Randomly select two cards from a standard 52 card deck. If the two cards are replaced back in the deck and the deck is shuffled randomly, what is the probability that the two cards will be next to each other at any location within the deck? Perform a Monte Carlo simulation to answer this question.
Find a poll where respondents were asked a question that yielded a binary response. Create a 99% bootstrap confidence interval for the population proportion \(p\). Give a non-technical interpretation of your result. Cite the poll in the Reference section of your R Markdown document.
Read Statistical inference using bootstrap confidence intervals. Use data frame object cars (available in R) to create a 95% bootstrap confidence interval for the population correlation between variables speed and dist. Your answer should include a well-labelled plot of the bootstrap distribution.
Researchers interested in lead exposure due to car exhaust sampled the blood of 52 police officers subjected to constant inhalation of automobile exhaust fumes while working traffic enforcement in a primarily urban environment. The blood samples of these officers had an average lead concentration of 124.32 \(\mu g/l\) and a standard deviation of 37.74 \(\mu g/l\); a previous study of individuals from a nearby suburb, with no history of exposure, found an average blood level concentration of 35 \(\mu g/l\).
Test the hypothesis that the downtown police officers have a higher lead exposure than the group in the previous study. Interpret your results in context.
Use package gifski to create a GIF of anything except to show the Central Limit Theorem and a PacMan as is demonstrated here.
The deadline to submit Homework 3 is 11:59pm on Thursday, March 28. Submit your group’s work by uploading only one Rmd file through Google Classroom. Group assignments are available on Google Classroom. Late work will not be accepted except under certain extraordinary circumstances.
Post your questions in the #hw3 channel on Slack. If posting on Slack, explain your error in detail or give a reproducible example that generates the same error. Make use of the code snippet option available in Slack.
Work through challenges together as a group, but questions are always welcome and encouraged.
Scott or I will not answer any questions within the first 24 hours of this homework being assigned, and we will not answer any questions within 6 hours of the deadline.
This is a group assignment. Discussion with other groups should be limited to ideas on how to approach a problem or debug a small code error. You may not copy-and-paste another group’s code from this class. As a reminder, below is the policy on sharing and using other’s code from outside sources.
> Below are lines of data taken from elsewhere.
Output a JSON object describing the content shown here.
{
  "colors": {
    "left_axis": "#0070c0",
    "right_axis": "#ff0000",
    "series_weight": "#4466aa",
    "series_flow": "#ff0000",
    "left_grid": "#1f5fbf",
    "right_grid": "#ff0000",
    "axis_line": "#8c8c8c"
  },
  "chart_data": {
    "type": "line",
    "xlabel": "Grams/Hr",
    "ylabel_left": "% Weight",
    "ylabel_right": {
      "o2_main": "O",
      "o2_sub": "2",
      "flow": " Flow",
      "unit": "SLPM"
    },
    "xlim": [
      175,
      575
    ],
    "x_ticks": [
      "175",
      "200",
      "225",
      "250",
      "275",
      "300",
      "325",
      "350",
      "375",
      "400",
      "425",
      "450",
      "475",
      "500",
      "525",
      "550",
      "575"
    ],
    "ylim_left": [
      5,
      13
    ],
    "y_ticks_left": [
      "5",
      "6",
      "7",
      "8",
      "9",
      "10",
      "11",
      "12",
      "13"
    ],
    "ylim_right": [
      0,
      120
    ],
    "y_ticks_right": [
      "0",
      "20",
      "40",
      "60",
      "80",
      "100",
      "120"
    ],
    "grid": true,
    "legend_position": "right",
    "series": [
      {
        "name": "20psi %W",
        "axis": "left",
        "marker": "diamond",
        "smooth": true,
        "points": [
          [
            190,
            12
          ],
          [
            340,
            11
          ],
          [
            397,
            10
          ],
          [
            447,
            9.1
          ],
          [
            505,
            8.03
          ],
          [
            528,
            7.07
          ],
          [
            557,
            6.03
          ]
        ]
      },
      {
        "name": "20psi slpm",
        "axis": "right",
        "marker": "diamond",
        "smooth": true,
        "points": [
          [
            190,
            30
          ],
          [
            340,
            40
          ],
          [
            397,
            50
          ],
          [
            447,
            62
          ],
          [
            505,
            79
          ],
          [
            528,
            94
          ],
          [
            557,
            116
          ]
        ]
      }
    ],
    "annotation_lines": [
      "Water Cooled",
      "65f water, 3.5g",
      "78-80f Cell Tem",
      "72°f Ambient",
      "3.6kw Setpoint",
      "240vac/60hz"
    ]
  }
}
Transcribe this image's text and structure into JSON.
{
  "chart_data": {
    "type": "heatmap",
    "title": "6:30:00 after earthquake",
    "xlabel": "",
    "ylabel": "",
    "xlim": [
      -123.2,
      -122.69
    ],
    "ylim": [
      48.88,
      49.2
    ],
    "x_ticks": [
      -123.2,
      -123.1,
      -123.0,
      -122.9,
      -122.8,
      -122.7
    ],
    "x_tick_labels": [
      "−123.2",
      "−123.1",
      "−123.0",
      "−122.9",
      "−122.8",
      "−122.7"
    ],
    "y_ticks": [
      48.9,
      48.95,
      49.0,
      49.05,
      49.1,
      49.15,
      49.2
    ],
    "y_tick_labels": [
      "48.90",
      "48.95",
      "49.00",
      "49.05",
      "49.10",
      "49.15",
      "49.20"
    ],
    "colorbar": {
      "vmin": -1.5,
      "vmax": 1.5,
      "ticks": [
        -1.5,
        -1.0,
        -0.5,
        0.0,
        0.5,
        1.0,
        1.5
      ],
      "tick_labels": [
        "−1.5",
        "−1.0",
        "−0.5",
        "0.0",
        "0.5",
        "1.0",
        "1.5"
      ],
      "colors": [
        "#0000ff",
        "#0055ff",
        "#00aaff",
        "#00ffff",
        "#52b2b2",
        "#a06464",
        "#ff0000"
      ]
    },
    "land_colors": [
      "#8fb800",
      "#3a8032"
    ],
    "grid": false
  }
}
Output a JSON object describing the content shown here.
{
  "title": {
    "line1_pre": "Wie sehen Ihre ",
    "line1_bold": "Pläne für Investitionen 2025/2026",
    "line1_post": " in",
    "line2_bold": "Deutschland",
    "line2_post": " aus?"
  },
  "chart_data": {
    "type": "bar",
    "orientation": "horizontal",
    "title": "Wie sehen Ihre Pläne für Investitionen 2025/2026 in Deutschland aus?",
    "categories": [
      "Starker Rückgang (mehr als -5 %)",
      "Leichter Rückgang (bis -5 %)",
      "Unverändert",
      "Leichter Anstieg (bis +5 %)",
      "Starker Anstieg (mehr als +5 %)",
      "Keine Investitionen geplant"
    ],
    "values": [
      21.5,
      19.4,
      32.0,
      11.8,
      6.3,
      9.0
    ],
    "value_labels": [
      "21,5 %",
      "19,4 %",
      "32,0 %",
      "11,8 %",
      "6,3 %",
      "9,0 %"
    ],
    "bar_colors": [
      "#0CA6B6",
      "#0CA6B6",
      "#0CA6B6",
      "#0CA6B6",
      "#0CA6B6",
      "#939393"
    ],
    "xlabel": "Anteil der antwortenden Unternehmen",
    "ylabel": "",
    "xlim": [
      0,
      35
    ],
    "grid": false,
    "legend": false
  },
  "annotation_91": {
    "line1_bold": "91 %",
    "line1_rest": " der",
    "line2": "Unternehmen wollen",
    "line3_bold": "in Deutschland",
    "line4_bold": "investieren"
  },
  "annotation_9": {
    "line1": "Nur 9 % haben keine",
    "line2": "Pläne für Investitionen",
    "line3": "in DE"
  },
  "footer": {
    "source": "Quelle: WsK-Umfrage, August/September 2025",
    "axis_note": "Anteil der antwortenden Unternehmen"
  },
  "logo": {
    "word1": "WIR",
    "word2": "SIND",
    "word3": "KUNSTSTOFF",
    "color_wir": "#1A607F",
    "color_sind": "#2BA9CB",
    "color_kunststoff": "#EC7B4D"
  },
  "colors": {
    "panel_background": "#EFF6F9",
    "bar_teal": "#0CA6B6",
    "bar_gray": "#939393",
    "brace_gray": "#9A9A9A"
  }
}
Similar reproducible examples (reprex) exist online that will help you answer many of the questions posed on in-class assignments, pre-class assignments, homework assignments, and midterm exams. Use of these resources is allowed unless it is written explicitly on the assignment. You must always cite any code you copy or use as inspiration. Copied code without citation is plagiarism and will result in a 0 for the assignment.
You must use R Markdown. Formatting is at your discretion but is graded. Use the in-class assignments and resources available online for inspiration. Another useful resource for R Markdown formatting is available at: https://holtzy.github.io/Pimp-my-rmd/
| Topic | Points |
|---|---|
| Questions 1-6 | 72 |
tidyverse and infer code |
10 |
| R Markdown formatting | 4 |
| Communication of results | 4 |
| Code style | 4 |
| Named code chunks | 3 |
| Knit | 3 |
| Total | 100 |
A bonus of up to 5 points can be earned for Question 7.
All group members will receive the same grade except under certain narrow circumstances.